Cory Doctorow

Some words and thoughts on Cory Doctorow as part of the Books for Gamers blog post series.

Though most of the novels that are accessible to younger readers were written between 2010-2012, Cory Doctorow’s books are an example of forward-looking gamer novels. Political and social commentary make the books feel relative and subversive to young readers while also giving the younger readers a chance to look into the politics of the world from a point of view they can grasp, perhaps for the first time. Some locations have changed since 2010, meaning that a characterization of an area in China may apply better to another area of the world, but the socio-economic commentary is still apt. 

In Little Brother and its followup, Homeland, a LARP taking place outside of school has put our hero into trouble when Homeland Security shuts down San Francisco after an attack. Running for the law, Marcus brings the community together.

In Real Life, written with Jen Wang, introduces an introverted girl who finds empathy for the gold farmers of the RPG world through talking with them in the game, a concept first introduced in Doctorow’s For the Win. In For the Win Leonard, known online as Wei-Dong, farms gold from the USA for people who would pay real money for online prizes. He games at night, befriending South Asian gamers. At the same time Micheal Fong in China and Mala in India are getting in hot water for their attempts to Unionize gold farmers (or to fight to ensure that their home lives are comfortable while taking down unionizers). For the Win is available on Cory Doctorow’s site as a free download under Creative Commons lisence

Although very heteronormative and limited in point of view scope, there is an audience for these books and they should be recognized for the contributions they bring.
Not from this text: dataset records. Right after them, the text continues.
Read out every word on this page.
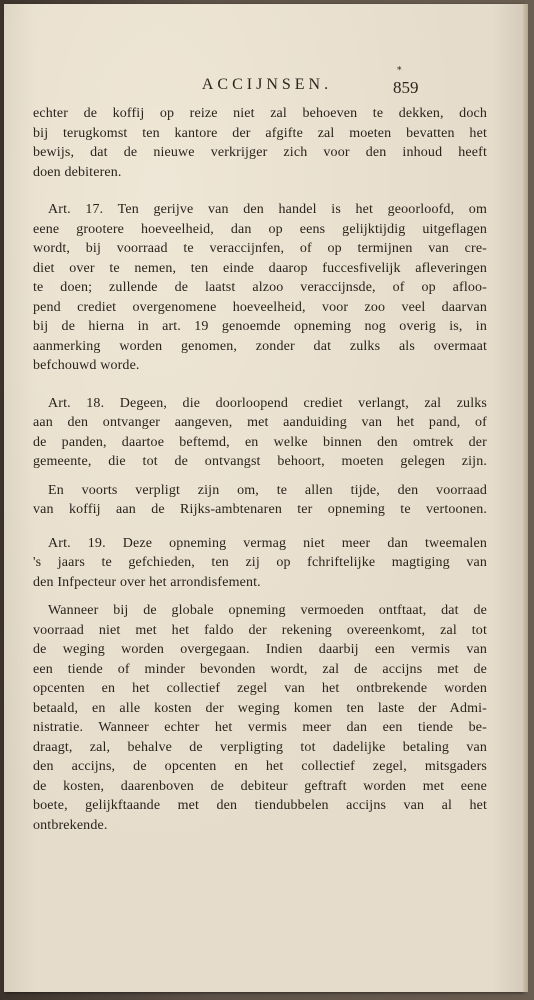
ACCIJNSEN.
*
859
echter de koffij op reize niet zal behoeven te dekken, doch
bij terugkomst ten kantore der afgifte zal moeten bevatten het
bewijs, dat de nieuwe verkrijger zich voor den inhoud heeft
doen debiteren.
Art. 17. Ten gerijve van den handel is het geoorloofd, om
eene grootere hoeveelheid, dan op eens gelijktijdig uitgeflagen
wordt, bij voorraad te veraccijnfen, of op termijnen van cre-
diet over te nemen, ten einde daarop fuccesfivelijk afleveringen
te doen; zullende de laatst alzoo veraccijnsde, of op afloo-
pend crediet overgenomene hoeveelheid, voor zoo veel daarvan
bij de hierna in art. 19 genoemde opneming nog overig is, in
aanmerking worden genomen, zonder dat zulks als overmaat
befchouwd worde.
Art. 18. Degeen, die doorloopend crediet verlangt, zal zulks
aan den ontvanger aangeven, met aanduiding van het pand, of
de panden, daartoe beftemd, en welke binnen den omtrek der
gemeente, die tot de ontvangst behoort, moeten gelegen zijn.
En voorts verpligt zijn om, te allen tijde, den voorraad
van koffij aan de Rijks-ambtenaren ter opneming te vertoonen.
Art. 19. Deze opneming vermag niet meer dan tweemalen
's jaars te gefchieden, ten zij op fchriftelijke magtiging van
den Infpecteur over het arrondisfement.
Wanneer bij de globale opneming vermoeden ontftaat, dat de
voorraad niet met het faldo der rekening overeenkomt, zal tot
de weging worden overgegaan. Indien daarbij een vermis van
een tiende of minder bevonden wordt, zal de accijns met de
opcenten en het collectief zegel van het ontbrekende worden
betaald, en alle kosten der weging komen ten laste der Admi-
nistratie. Wanneer echter het vermis meer dan een tiende be-
draagt, zal, behalve de verpligting tot dadelijke betaling van
den accijns, de opcenten en het collectief zegel, mitsgaders
de kosten, daarenboven de debiteur geftraft worden met eene
boete, gelijkftaande met den tiendubbelen accijns van al het
ontbrekende.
These books have brought some of my reluctant 5-8th graders to reading because they build empathy through their worlds. 

Cory Doctorow is a Prof at NC Library Information Sciences College, works for the Electronic Frontier Foundation in San Francisco, is a MIT Media Lab Research Affiliate, is a Visiting Professor of Computer Science at Open University, a Visiting Professor of Practice at the University of South Carolina’s School of Library and Information Science and co-founded the UK Open Rights Group. He also currently writes for Boing – Boing and other online sites as well as novels for adults. This is a busy person!